Brinkley-Rubinstein has made a career of trying to spotlight things we should already know but don’t want to reckon with. She got into health policy in the first place because she thought it would be a productive angle for reforming the criminal justice system, a way of reminding policymakers and voters that incarcerated people are not permanently separated from society.

“We tend to think of prisons and jails as a place apart, so that what happens inside doesn’t affect the rest of the community. And that’s just not true. Most people are released, and the illnesses and experiences they have inside are brought right back into the community with them.”

Before COVID, much of her work focused on HIV prevention in prison settings and the nascent movement to improve opioid treatment for incarcerated people. Despite the massive increase in opioid addiction and overdose deaths across the country, few prisons or jails are equipped to provide treatment.

“You see people who have been arrested for what is essentially a disease. They’re in severe withdrawal, and what they get is some Pedialyte. That’s kind of the norm across North Carolina.”

She wants to see more programs like one in Durham County, which provides some methadone treatment in its jail. Brinkley-Rubinstein has been studying Durham’s approach and thinks it will prove effective in reducing drug relapses when people are released. But winning support for health initiatives is a challenge when correctional facilities are focused on their core mission.

“Departments of correction need reform,” she said. “But in a lot of ways, they’re just doing the job that’s been given to them. They’re told to incarcerate people, and that’s what they do. They’re a public safety agency, so providing treatment is not their specialty.”

Change will have to come from the legislative level, from lawmakers taking a broader look at how to spend resources on public welfare. “We need to stop incarcerating people for what are really public health issues. When we create opportunities for people to be well, to be healthy, we’re actually creating public safety.”

All of those crime shows she used to watch as a kid aren’t helping the case. The popular image of criminals as monstrous, violent, antisocial people doesn’t reflect the more mundane reality of the men and women who actually populate our jails and prisons.

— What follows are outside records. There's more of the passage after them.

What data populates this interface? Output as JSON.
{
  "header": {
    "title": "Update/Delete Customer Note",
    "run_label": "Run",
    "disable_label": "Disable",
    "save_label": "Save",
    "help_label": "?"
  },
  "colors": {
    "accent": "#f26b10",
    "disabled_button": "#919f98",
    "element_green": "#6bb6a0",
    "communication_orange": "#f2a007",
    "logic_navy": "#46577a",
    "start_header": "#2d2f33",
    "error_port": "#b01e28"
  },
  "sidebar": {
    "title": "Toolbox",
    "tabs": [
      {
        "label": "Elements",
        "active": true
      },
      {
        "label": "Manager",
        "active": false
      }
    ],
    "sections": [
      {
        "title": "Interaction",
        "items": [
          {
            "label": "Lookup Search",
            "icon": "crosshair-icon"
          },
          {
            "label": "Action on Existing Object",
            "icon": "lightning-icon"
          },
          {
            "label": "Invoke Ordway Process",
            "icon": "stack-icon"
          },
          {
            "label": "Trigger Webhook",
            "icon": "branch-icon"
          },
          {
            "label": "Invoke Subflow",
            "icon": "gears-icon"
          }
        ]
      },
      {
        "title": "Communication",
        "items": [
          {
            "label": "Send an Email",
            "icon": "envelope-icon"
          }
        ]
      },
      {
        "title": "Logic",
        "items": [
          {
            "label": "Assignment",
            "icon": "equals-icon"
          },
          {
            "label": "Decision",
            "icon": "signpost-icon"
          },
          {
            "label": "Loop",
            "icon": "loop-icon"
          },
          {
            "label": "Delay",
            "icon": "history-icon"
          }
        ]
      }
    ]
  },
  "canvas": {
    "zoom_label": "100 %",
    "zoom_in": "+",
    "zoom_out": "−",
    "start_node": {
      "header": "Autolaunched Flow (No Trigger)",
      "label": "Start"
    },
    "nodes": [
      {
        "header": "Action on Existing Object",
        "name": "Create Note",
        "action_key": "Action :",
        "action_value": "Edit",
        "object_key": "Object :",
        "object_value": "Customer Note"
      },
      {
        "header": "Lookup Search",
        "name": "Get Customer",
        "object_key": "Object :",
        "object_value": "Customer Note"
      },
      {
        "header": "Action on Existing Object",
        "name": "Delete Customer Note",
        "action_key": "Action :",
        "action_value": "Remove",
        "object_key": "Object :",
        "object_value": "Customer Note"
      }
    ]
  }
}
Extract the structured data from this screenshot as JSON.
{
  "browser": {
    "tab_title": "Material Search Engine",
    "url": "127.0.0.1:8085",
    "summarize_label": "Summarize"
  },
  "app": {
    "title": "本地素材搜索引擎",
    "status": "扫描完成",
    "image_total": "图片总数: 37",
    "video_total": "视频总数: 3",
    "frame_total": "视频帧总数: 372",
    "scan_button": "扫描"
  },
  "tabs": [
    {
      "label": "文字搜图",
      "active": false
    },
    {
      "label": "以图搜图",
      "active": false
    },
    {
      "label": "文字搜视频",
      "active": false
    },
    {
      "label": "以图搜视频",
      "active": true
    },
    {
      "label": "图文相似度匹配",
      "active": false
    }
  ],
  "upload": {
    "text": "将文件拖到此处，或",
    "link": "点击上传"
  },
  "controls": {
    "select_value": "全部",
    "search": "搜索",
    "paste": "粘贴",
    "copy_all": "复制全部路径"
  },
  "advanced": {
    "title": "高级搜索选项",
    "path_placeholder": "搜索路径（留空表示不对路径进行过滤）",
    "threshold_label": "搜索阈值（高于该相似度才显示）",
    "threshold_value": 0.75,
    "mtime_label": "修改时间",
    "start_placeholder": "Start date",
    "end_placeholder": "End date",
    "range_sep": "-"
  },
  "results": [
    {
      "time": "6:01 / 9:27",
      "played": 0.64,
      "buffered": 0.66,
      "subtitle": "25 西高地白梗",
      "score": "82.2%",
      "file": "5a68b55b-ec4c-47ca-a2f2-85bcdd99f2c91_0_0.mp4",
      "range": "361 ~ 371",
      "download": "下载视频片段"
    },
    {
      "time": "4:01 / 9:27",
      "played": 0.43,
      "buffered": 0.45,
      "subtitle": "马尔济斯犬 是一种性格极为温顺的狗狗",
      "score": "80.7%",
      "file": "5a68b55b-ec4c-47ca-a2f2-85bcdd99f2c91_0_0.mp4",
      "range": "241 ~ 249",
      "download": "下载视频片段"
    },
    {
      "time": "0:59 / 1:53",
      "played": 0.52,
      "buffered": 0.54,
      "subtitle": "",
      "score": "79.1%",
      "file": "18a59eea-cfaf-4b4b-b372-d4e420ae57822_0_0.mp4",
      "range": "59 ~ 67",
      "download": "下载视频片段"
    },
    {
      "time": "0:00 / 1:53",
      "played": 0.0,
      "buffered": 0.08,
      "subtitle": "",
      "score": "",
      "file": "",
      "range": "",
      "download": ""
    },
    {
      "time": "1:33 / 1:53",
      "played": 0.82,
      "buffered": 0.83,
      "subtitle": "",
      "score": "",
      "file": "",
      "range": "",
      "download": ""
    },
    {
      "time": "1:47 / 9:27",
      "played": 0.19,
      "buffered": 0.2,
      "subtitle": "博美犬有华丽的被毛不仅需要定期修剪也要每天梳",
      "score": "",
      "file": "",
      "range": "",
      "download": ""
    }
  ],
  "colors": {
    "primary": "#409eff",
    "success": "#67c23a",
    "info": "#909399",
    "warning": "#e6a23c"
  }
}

“Look, I love a good crime drama. But it’s a fantasy. It’s a way to create distance between us and this atrocious system we’ve created. When we watch a television show full of scary monsters, we don’t have to reckon with the fact that we’ve created a hellscape where we send people who are actually a lot like us.”

She has some hope that the heightened attention to prison-related public health through the pandemic might lead to broader reforms. There aren’t many people who study the intersection of health and criminal justice, Brinkley-Rubinstein said, and she’d love to have more company in academia.

“We now have this very tangible, very prominent example of why this matters to the broader world,” she said. “I hope it can actually move the field forward.”